One of the profound questions of the trial—-who knew about this transaction and who did not? Of course, who knew leads to who is responsible.That’s definitely one of the points of ponder for Federal Judge John E. Jones III (of the Dover School Board Intelligent Design case) as he considers the claim of subterfuge.
Who knew becomes clearer from the exhibits being presented in the Courtroom–emails, reports, contracts, amendments, resolutions, hand-written meeting notes. Documents the public hasn’t ever seen before.
We see correspondences amongst the architects and participants of this unusual financial transaction. Emails of attorneys for THA and Dauphin County back and forth about what’s going on. Memos from former Harrisburg Mayor Steve Reed’s Business Administrator Linda Lingle in regard to the City’s position on the matter. Comments by THA’s Executive Director Tom Mealy and its solicitor Bruce Foreman conveying apprehension at the quick-moving deal. In one email, Bruce Foreman is expressing concern about the CIT deal and writes if Barlow doesn’t finish on time, “we are really screwed and have a $25 million debt to boot.” Tom Mealy’s hand written “Pros & Cons” sheet cites a con as “deception of $25m loan” and “the bridge loan interest rate 7%.” Pros include “quickest means to obtain money.”
When asked what he meant by the word “deception” seen multiple times in his handwriting, Mealy nervously stated, “The process, probably, it made me uneasy.” THA attorney Steven Grubb of Goldberg Katzman asked Mealy if he had discussed his concerns with anyone. He said he did so with THA’s solicitor Bruce Foreman and the Mayor’s Office. Dauphin County Mette Evans and Woodside attorney Dan Sullivan asked the former THA Executive Director, “Did you tell Dauphin County your concerns?”
“I don’t think so,” Mealy replied.
While Dauphin County seems to be maintaining it wasn’t kept informed of what exactly was going on with the CIT financing nor did it give its consent as a guarantor of some of the 2003 bond issue, an email on Mette Evans & Woodside letterhead suggests that Dauphin County representatives were in the know. When asked under oath how a specific email from Giorgione had ended up on Mette Evans letterhead, Giorgione deadpanned, “I have no idea.”
As a matter of fact, most of the 2005-2006 emails being displayed in the Courtroom are from Andy Giorgione to various persons—to CIT attorneys; to Dan Lispi, Bruce Foreman, Tom Mealy; and to Dauphin County Commissioners and County counsel.
Giorgione’s messages indicate a range of stress, frustration, urgency, placation, and exhaustion.
At one point during Day 1 of the trial, Giorgione was asked if the then-Mayor was kept informed of the proceedings. “Oh, yes. Of course.”
Later during his testimony Giorgione said Reed had “certain interpretations of what the law said, what needed to be submitted to Council and what didn’t.”
City Council didn’t know about the CIT transaction until long after it was signed and owed. The public wasn’t made aware of it either.

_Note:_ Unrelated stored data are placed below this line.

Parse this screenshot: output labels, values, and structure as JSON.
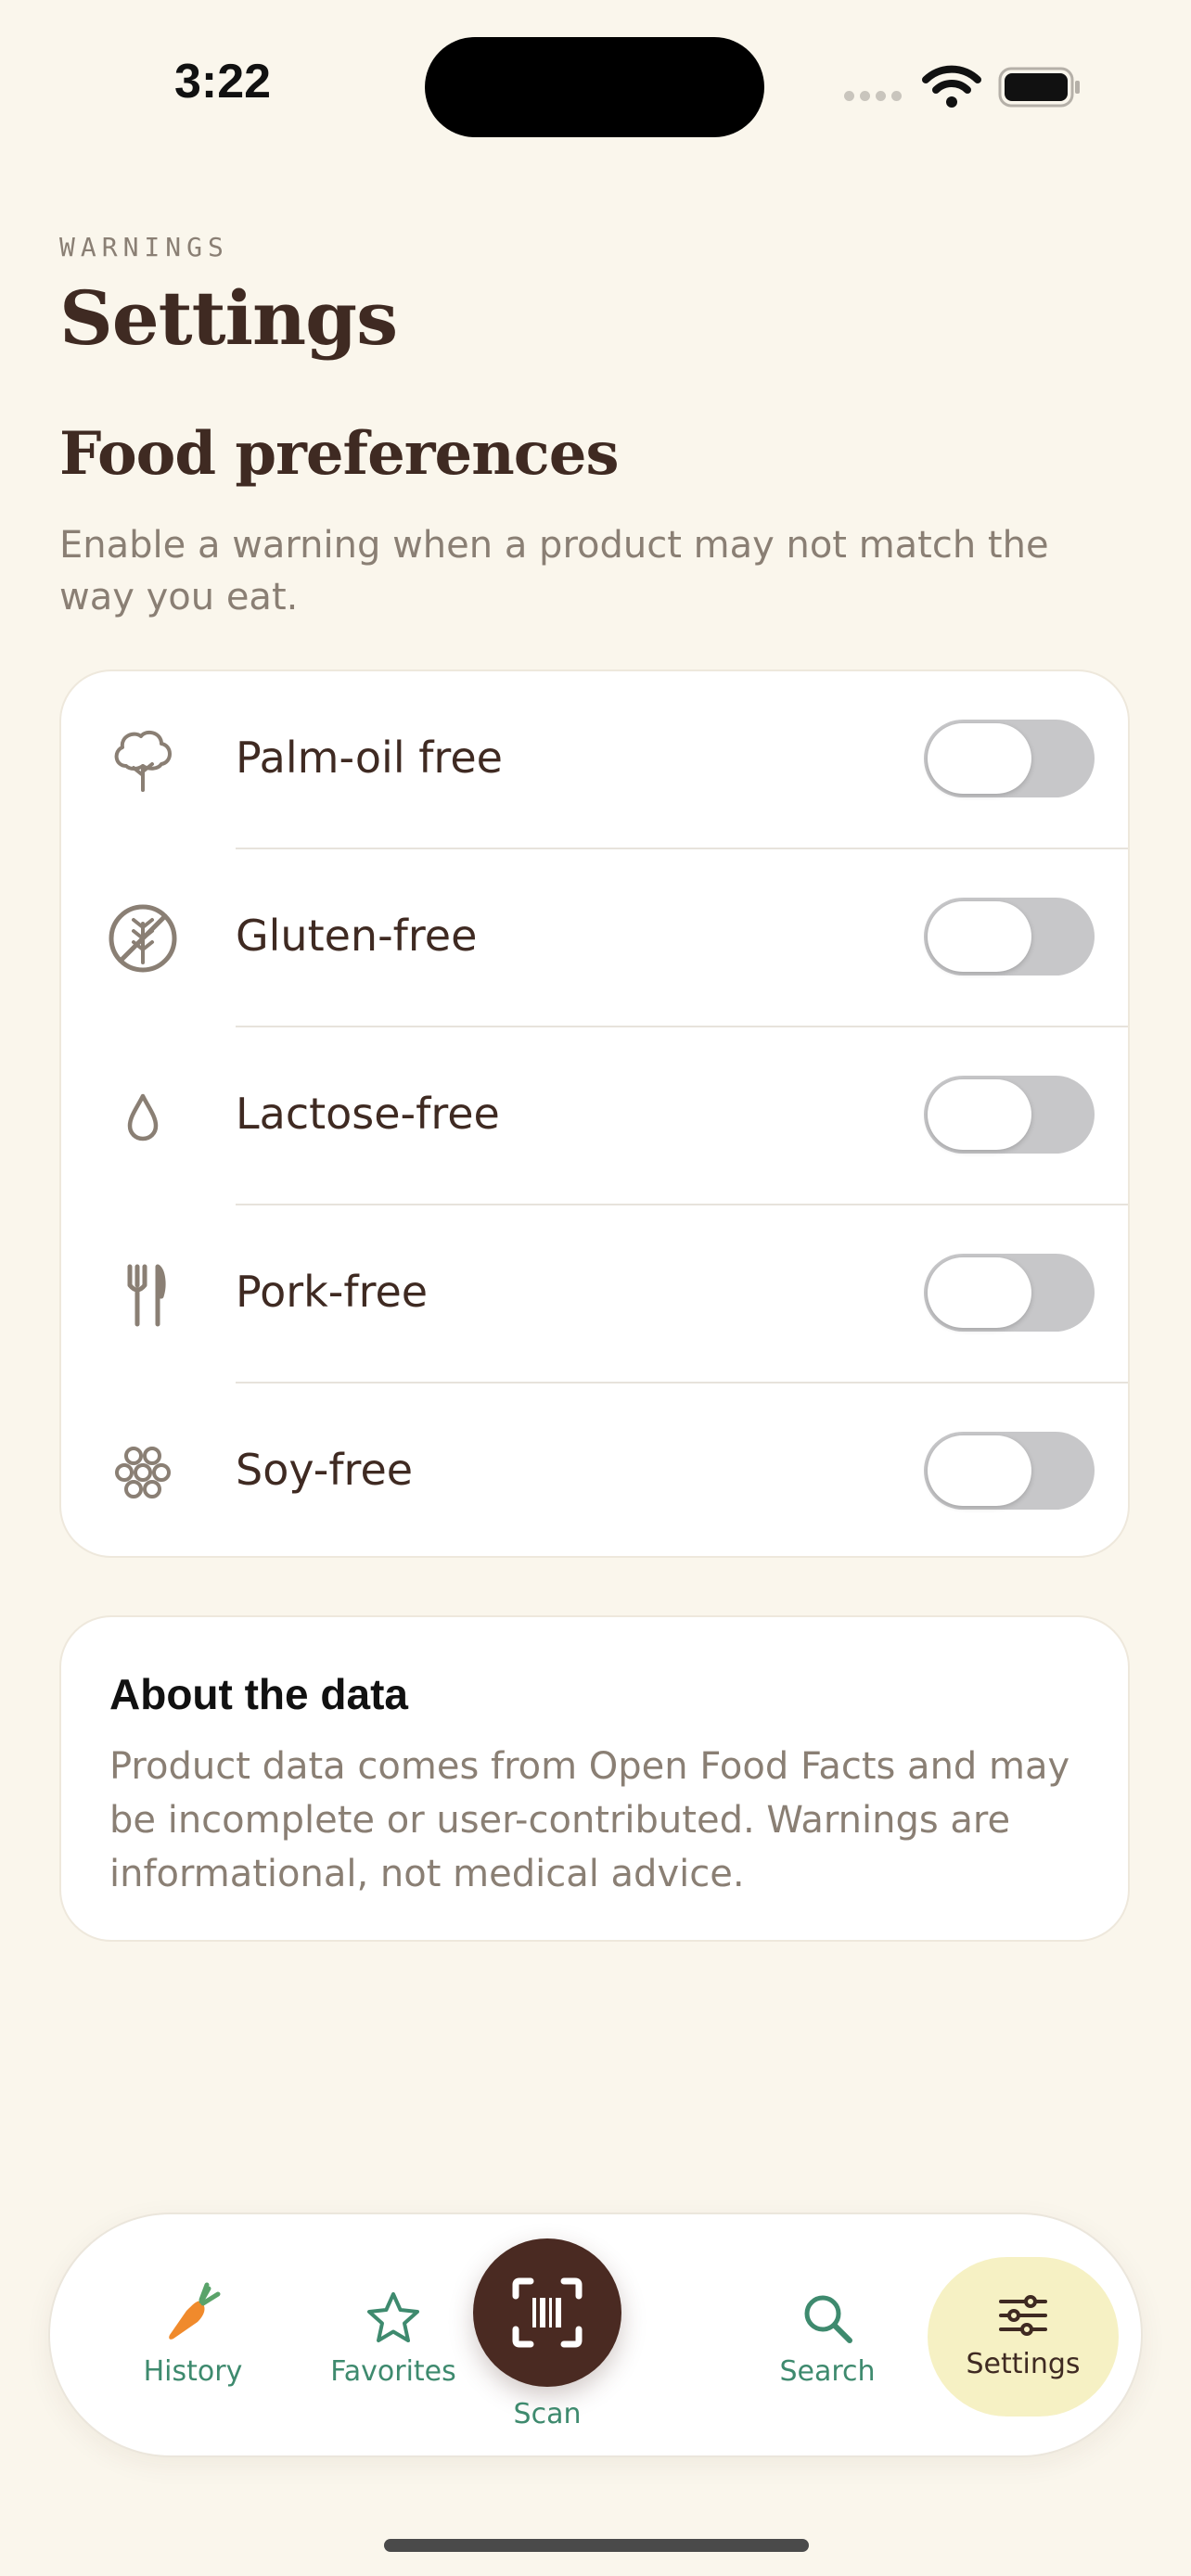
{
  "status_bar": {
    "time": "3:22"
  },
  "header": {
    "eyebrow": "WARNINGS",
    "title": "Settings"
  },
  "food_preferences": {
    "title": "Food preferences",
    "description": "Enable a warning when a product may not match the way you eat.",
    "items": [
      {
        "label": "Palm-oil free",
        "icon": "tree-icon",
        "enabled": false
      },
      {
        "label": "Gluten-free",
        "icon": "no-wheat-icon",
        "enabled": false
      },
      {
        "label": "Lactose-free",
        "icon": "drop-icon",
        "enabled": false
      },
      {
        "label": "Pork-free",
        "icon": "fork-knife-icon",
        "enabled": false
      },
      {
        "label": "Soy-free",
        "icon": "soybeans-icon",
        "enabled": false
      }
    ]
  },
  "about": {
    "title": "About the data",
    "body": "Product data comes from Open Food Facts and may be incomplete or user-contributed. Warnings are informational, not medical advice."
  },
  "tab_bar": {
    "history": "History",
    "favorites": "Favorites",
    "scan": "Scan",
    "search": "Search",
    "settings": "Settings",
    "active": "settings"
  },
  "colors": {
    "background": "#faf6ec",
    "primary_text": "#3f2a22",
    "muted_text": "#8a7f74",
    "accent_green": "#3e8a6e",
    "scan_button": "#4a2a22",
    "active_tab": "#f6f1c4",
    "toggle_off": "#c7c7c9"
  }
}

The only opportunity the public had to review the CIT financing proposal was on December 21, 2005 at a THA Board meeting when the Resolution to accept the proposal was passed.
The Harrisburg Authority Board
In 2005 into 2006, THA’s Board was John Keller, Chair; Fred Clark; and Leonard House.
When the Resolution of the CIT financing proposal for $25 million was brought before them, the Board unanimously voted to accept it.
A major point of issue in the case, though, is that pages were “slipped in” to the financing proposal after THA Board passed the resolution to accept it. Debate surrounds a paragraph in the Resolution that delegates certain authority to amend the deal as the documents make their way towards signing. That particular condition gave power to THA’s Executive Director, Board Chair, and Solicitor to make changes to the document before closing.
What type of changes? THA’s attorneys argue that the CIT financial documents went through “substantial” changes, which thus, should have required the documents to come back before the Board for ratification. The proposal never came back before the Board, before the public for approval after the “slipped in” pages.
The slipped in pages essentially made THA the sole obligator for the $25 million “loan.” THA had attempted to make Barlow responsible for the payments to CIT by establishing “Amendment No. 9.” However, when CIT discovered this amendment, it threatened rejection of the deal. Thus, the paperwork had to be altered.
Now CIT contends that that one paragraph in the Resolution released THA from the duty to go through the public process of re-accepting the deal.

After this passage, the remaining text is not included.